Das urtümliche Schnabeltier (Ornithorhynchus anatina) beschränkt sich nicht auf zwei Geschlechtschromosomen wie die meisten Säugetiere, sondern besitzt deren zehn. Auch hier zeigen Männchen einen Mix aus – jeweils fünf – X- und Y-Chromosomen, während Weibchen nur X-Chromosomen aufweisen.

Damit bei der Bildung der Keimzellen alle Geschlechtschromosomen sauber aufgeteilt werden, bilden diese offenbar eine alternierende Kette, von der sie sich einzeln ablösen und in jene Zelle wandern, in der sich ihresgleichen sammelt. Frank Grützner von der Australischen Nationalen Universität in Canberra und seine Kollegen verfolgten das Geschehen, indem sie einzelne Chromosomen mit Fluoreszenzfarbstoffen markierten.

Die X-Chromosomen zeigen noch eine weitere Besonderheit: Sie sind nicht identisch, sondern unterscheiden sich in der Länge und im Aufbau.

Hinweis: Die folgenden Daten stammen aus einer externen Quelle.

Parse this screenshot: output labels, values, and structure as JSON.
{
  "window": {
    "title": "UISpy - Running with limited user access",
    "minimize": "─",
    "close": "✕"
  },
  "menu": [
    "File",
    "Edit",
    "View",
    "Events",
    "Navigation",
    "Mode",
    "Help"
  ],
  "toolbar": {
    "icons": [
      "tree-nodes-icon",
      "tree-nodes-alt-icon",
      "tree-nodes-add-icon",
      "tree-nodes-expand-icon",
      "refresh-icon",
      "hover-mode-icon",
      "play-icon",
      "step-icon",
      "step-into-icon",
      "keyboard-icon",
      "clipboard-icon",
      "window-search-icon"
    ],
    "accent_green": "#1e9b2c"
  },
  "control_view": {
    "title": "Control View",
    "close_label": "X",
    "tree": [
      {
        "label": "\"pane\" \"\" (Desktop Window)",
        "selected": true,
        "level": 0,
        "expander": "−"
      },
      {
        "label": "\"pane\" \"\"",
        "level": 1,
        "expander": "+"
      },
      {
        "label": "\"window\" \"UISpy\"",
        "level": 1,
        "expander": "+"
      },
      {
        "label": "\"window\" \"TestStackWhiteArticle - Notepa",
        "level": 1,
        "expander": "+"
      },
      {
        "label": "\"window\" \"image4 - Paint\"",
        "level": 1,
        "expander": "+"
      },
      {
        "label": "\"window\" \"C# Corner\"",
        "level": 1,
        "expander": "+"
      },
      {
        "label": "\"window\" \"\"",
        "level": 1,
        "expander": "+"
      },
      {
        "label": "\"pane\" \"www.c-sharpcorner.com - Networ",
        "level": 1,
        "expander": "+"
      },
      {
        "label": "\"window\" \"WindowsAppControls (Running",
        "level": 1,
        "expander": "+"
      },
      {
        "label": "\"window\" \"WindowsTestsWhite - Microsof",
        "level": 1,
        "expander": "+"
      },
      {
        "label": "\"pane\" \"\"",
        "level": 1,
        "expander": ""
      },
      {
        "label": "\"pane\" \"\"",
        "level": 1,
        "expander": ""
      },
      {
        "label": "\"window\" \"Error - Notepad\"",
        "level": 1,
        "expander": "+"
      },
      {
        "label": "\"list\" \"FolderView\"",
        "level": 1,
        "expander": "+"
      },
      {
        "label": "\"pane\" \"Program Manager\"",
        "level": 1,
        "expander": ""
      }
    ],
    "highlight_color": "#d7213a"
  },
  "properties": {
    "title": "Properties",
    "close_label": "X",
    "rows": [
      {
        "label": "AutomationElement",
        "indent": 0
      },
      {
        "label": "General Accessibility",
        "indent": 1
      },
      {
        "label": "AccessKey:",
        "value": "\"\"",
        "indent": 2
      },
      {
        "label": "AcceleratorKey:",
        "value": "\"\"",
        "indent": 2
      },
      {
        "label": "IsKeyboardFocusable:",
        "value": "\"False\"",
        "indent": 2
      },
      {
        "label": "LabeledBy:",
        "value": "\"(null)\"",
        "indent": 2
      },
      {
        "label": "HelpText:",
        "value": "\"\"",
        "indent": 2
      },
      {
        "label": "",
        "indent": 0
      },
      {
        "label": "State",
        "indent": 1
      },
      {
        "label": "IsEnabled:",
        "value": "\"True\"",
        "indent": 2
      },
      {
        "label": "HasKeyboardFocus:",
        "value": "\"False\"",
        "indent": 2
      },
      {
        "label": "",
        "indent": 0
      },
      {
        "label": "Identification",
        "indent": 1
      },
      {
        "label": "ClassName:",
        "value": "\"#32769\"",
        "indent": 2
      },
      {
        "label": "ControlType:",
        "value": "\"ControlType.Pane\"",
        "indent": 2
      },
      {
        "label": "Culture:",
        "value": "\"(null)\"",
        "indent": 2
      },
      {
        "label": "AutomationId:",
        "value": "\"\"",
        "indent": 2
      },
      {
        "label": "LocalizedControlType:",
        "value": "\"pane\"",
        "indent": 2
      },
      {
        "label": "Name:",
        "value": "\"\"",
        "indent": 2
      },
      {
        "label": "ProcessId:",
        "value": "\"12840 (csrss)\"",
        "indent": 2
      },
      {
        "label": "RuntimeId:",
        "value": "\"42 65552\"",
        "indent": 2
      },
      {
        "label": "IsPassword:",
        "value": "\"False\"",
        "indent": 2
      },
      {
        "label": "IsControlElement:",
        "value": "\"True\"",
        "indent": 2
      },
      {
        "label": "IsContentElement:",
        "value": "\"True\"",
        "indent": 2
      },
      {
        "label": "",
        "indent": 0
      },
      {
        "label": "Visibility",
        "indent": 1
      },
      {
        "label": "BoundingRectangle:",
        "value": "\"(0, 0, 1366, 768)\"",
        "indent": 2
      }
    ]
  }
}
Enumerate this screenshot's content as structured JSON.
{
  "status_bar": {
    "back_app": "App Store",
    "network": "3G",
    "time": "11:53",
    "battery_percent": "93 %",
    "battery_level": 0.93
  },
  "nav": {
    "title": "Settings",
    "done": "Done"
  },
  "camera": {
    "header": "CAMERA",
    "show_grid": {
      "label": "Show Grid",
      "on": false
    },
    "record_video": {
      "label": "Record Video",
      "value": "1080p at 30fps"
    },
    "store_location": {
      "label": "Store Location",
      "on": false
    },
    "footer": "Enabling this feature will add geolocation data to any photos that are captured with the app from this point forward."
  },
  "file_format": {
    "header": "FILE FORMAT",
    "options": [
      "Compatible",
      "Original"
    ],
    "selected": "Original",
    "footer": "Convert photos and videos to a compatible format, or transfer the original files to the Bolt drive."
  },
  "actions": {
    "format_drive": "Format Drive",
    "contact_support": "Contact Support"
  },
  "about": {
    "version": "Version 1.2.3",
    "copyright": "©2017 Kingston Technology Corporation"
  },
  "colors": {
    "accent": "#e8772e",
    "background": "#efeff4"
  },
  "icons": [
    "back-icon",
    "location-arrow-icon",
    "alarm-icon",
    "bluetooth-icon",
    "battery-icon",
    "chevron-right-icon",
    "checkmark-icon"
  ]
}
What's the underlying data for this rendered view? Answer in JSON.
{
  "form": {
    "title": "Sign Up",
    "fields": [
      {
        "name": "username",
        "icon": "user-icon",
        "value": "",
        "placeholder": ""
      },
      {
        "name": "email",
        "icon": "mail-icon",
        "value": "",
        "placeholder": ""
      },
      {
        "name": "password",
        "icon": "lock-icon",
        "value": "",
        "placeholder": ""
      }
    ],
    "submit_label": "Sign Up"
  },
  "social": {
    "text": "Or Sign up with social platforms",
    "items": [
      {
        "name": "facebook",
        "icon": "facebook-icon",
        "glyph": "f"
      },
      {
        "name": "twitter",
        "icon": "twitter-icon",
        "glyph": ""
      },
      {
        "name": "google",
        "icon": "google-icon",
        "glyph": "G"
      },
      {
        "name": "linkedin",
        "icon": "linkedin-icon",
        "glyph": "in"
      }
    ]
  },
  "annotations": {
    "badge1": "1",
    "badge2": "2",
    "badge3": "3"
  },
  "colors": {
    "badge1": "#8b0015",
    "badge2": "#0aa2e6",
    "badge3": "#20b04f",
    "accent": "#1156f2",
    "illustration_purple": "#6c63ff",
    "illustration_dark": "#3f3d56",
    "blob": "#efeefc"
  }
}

Dabei ähnelt das größte jenem der Menschen, das kleinste jedoch erinnert eher an das Z-Chromosom der Vögel, das dort die Geschlechtsdetermination übernimmt.

Vielleicht sei die Geschlechtsbestimmung bei Vögeln und Säugetieren doch enger verwandt als bislang angenommen, spekulieren die Grützner und seine Kollegen. Denn bisher gingen Forscher davon aus, dass sich das System unabhängig voneinander entwickelt hat, indem sich die jeweiligen Geschlechtschromosomen bei Vögeln und Säugetieren aus verschiedenen Autosomen gebildet hätten.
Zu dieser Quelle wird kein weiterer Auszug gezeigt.